When Donald Trump picked Betsy DeVoss as head of Department of Education it was met with much protest and even drew some criticism from the Republican Party. Other members of the Republican Party were ecstatic as DeVoss has long championed education reforms which seemed too extreme to ever get a real hearing. Donald Trump has changed things though and those who once found themselves on the fringes are now in the driver’s seat and many of them have public education in their crosshairs.
Betsy DeVoss in particular has long championed “school choice” which allows parents to use the Decades oney the state allocates for their children’s education at an school of their choosing, public or private.

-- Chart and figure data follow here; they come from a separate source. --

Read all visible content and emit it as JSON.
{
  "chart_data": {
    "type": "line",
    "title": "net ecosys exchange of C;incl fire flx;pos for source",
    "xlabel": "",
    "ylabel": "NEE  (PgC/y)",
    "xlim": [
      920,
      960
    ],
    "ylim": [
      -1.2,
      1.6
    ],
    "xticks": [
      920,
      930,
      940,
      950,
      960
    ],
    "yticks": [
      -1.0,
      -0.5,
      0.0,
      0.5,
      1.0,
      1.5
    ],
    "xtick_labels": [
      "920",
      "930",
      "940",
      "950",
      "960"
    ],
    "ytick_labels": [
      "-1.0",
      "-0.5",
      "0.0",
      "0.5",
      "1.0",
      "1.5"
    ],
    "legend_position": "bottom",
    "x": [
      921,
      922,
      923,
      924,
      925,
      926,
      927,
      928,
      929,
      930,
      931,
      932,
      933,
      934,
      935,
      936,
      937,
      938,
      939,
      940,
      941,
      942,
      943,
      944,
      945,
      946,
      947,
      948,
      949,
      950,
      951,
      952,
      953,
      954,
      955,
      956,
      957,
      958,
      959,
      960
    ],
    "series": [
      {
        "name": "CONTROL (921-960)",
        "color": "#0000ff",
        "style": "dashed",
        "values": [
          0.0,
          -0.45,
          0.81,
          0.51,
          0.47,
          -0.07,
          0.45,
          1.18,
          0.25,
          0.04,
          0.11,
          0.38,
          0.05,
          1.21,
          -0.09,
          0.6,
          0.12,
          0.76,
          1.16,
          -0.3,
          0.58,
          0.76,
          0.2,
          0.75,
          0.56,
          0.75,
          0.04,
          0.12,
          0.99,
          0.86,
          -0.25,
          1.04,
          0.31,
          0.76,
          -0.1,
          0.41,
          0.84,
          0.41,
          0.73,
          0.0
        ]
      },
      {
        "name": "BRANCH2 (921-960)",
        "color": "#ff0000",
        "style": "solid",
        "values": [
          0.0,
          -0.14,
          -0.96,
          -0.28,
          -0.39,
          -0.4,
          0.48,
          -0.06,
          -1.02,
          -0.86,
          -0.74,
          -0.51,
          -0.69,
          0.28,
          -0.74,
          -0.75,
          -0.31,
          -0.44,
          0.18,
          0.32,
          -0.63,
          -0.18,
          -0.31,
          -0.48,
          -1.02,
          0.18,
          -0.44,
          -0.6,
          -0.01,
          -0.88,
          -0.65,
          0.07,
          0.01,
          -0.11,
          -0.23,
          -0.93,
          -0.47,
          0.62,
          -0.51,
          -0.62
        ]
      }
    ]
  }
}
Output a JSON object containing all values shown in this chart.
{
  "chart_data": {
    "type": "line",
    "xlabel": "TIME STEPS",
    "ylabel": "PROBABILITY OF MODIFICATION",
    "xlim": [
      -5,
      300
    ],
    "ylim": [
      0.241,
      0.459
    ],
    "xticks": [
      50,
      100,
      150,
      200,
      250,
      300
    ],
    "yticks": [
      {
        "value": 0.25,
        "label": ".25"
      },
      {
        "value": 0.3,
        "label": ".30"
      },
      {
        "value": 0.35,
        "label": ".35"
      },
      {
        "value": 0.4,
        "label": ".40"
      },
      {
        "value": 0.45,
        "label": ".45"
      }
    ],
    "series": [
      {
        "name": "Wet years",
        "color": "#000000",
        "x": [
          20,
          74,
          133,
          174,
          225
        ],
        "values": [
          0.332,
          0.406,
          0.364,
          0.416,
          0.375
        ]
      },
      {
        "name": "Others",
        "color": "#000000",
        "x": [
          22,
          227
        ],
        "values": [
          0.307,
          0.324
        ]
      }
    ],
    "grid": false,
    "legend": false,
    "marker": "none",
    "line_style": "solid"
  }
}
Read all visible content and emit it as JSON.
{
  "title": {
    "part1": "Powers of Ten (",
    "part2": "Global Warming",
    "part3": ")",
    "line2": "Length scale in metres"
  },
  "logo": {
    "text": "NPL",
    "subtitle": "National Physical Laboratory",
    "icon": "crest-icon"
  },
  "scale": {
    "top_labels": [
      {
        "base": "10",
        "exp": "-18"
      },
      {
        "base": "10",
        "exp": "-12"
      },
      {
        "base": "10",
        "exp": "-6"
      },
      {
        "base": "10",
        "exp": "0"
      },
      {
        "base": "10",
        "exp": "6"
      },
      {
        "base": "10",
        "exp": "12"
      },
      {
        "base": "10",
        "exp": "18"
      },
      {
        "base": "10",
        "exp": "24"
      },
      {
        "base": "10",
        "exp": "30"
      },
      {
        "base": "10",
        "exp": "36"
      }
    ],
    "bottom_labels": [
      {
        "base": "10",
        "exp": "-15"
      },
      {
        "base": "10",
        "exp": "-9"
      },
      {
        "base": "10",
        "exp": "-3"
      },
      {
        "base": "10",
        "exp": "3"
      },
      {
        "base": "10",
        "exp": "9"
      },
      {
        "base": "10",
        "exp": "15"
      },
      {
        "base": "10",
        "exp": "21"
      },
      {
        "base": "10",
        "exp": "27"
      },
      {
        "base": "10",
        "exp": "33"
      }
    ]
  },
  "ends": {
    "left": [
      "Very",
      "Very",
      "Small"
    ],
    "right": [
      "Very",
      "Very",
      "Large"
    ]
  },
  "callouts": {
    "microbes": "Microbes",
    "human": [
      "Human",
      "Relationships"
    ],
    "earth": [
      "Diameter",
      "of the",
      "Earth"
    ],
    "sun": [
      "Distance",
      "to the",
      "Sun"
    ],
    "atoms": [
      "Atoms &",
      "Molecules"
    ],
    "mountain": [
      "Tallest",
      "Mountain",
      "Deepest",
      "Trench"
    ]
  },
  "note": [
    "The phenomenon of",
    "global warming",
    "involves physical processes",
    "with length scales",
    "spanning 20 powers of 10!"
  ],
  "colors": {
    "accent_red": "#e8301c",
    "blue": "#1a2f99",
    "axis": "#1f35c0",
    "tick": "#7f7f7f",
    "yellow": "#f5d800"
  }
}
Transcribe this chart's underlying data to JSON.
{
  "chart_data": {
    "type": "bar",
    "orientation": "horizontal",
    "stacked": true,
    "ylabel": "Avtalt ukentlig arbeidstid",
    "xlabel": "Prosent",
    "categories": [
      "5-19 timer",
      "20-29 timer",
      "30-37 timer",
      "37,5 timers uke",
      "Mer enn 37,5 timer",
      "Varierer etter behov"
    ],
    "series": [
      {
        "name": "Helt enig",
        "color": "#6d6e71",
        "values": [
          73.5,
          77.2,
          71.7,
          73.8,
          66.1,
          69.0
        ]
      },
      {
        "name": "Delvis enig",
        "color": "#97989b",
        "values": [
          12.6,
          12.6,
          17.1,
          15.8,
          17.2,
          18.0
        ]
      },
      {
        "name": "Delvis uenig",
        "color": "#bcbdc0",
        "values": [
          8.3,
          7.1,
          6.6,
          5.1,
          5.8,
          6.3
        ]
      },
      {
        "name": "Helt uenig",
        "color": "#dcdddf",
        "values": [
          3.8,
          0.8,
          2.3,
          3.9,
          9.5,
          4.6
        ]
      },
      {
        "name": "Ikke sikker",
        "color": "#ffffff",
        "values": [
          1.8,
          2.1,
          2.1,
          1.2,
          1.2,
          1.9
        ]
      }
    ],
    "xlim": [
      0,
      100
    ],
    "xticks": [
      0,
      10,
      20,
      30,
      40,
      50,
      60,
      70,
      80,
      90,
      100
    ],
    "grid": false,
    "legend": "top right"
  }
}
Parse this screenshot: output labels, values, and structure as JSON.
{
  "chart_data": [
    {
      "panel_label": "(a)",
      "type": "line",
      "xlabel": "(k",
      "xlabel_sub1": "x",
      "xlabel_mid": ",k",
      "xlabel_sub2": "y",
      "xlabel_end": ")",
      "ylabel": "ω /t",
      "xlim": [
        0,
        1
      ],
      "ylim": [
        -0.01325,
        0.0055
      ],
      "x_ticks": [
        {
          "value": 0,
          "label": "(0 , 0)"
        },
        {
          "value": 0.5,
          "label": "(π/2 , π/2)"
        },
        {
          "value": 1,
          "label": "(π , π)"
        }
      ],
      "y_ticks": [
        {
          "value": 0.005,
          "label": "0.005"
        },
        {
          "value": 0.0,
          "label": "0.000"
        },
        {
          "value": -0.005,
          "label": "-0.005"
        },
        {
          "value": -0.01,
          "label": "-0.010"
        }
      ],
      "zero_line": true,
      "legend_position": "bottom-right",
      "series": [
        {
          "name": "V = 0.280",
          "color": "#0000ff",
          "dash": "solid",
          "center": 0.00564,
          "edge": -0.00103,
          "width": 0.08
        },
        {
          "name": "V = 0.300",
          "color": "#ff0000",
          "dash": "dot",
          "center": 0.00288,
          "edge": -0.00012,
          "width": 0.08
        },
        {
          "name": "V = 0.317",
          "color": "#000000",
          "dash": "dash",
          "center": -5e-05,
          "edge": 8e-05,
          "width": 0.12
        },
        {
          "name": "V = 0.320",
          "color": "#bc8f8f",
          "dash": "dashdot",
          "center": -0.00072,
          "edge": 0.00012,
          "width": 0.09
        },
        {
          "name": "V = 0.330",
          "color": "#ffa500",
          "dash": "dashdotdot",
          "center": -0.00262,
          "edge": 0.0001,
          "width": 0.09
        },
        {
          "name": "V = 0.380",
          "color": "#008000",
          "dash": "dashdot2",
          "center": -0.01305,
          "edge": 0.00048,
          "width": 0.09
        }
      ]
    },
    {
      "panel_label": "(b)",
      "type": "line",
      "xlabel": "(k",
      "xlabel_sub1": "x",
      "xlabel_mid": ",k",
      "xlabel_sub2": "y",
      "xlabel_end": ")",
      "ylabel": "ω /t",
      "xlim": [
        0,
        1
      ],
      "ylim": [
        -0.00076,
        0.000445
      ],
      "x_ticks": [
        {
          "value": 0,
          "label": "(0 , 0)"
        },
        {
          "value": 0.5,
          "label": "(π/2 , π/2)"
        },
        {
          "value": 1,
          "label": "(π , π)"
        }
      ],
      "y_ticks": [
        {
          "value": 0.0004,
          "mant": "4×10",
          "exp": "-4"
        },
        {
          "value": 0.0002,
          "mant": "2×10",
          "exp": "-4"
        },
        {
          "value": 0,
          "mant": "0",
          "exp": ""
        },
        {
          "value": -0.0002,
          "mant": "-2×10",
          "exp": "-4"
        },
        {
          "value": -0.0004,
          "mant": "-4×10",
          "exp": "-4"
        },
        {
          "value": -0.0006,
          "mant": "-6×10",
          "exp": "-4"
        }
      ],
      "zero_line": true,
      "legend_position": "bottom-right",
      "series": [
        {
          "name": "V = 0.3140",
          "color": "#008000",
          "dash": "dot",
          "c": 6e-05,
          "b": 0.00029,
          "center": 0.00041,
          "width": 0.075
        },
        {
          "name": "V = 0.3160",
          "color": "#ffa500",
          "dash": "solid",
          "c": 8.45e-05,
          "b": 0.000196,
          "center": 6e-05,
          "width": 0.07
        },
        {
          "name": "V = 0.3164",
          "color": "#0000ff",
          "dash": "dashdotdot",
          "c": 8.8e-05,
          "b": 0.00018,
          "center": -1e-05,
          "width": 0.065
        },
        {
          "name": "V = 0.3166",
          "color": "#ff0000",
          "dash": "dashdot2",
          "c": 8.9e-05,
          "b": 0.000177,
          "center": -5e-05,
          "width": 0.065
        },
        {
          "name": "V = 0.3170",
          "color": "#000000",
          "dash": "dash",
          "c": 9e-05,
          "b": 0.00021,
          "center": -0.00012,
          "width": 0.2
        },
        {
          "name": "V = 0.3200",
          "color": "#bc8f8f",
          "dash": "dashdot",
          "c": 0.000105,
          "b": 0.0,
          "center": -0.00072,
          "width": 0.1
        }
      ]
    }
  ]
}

In some areas this creates a shift of resources to charter schools, but it also allows public money to flow to parochial schools that the supreme court has declared unable to use state funds.
For Republicans, and DeVoss personally, this would represent decades of advocacy that at many times appeared to be going absolutely nowhere.
The DeVoss family in particular has spent hundreds of millions of dollars attempting to push school choice policies as a disguised method of increasing the influence of religious schools across the country. In rural areas in particular, school choice de facto means more power and influence for religious schools, but it also creates the necessary ingredients for a religious takeover of the public school system. Especially in areas where religious schools aren’t currently incentivized to stake their territory, when each kid comes with grant money floating over their head it’s a lot easier to convince parents religious schooling is a necessary expense.
Currently public schools experience almost no competition in large swaths of the country, but school choice would change that and give both charter schools a foothold where it would otherwise be incredibly impractical.
As Americans increasingly sort themselves into silos within their communities based on shared political, religious and cultural views, school choice would enable this trend to seep into the public school system to a degree that is currently hard to imagine. We live in a time of gated communities and increasing economic inequality, increased power for private schools will simply be one more step along that road. And to the degree that they cherry pick the most talented students and most committed parents, kids who were already at a disadvantage are further disadvantaged when the people who generally put the most time and energy into their education are driven to the “better results” of the private or charter schools.
That is another problem with school choice, it covers up the reality of education outcomes by separating better performing students from the broader public school population that cannot be as selective with their student body. By putting an artificial floor on student achievement private and charter schools can boast test scores and better numbers in a way public schools simply can’t and that very big misrepresentation can haves a massive impact on the quality of education left at public schools in an area where alternatives take hold.
In today’s world better test numbers means more money and that trend would be sure to increase in many communities should school choice become the law of the land. Which means more money for private alternatives and less money for everyone else.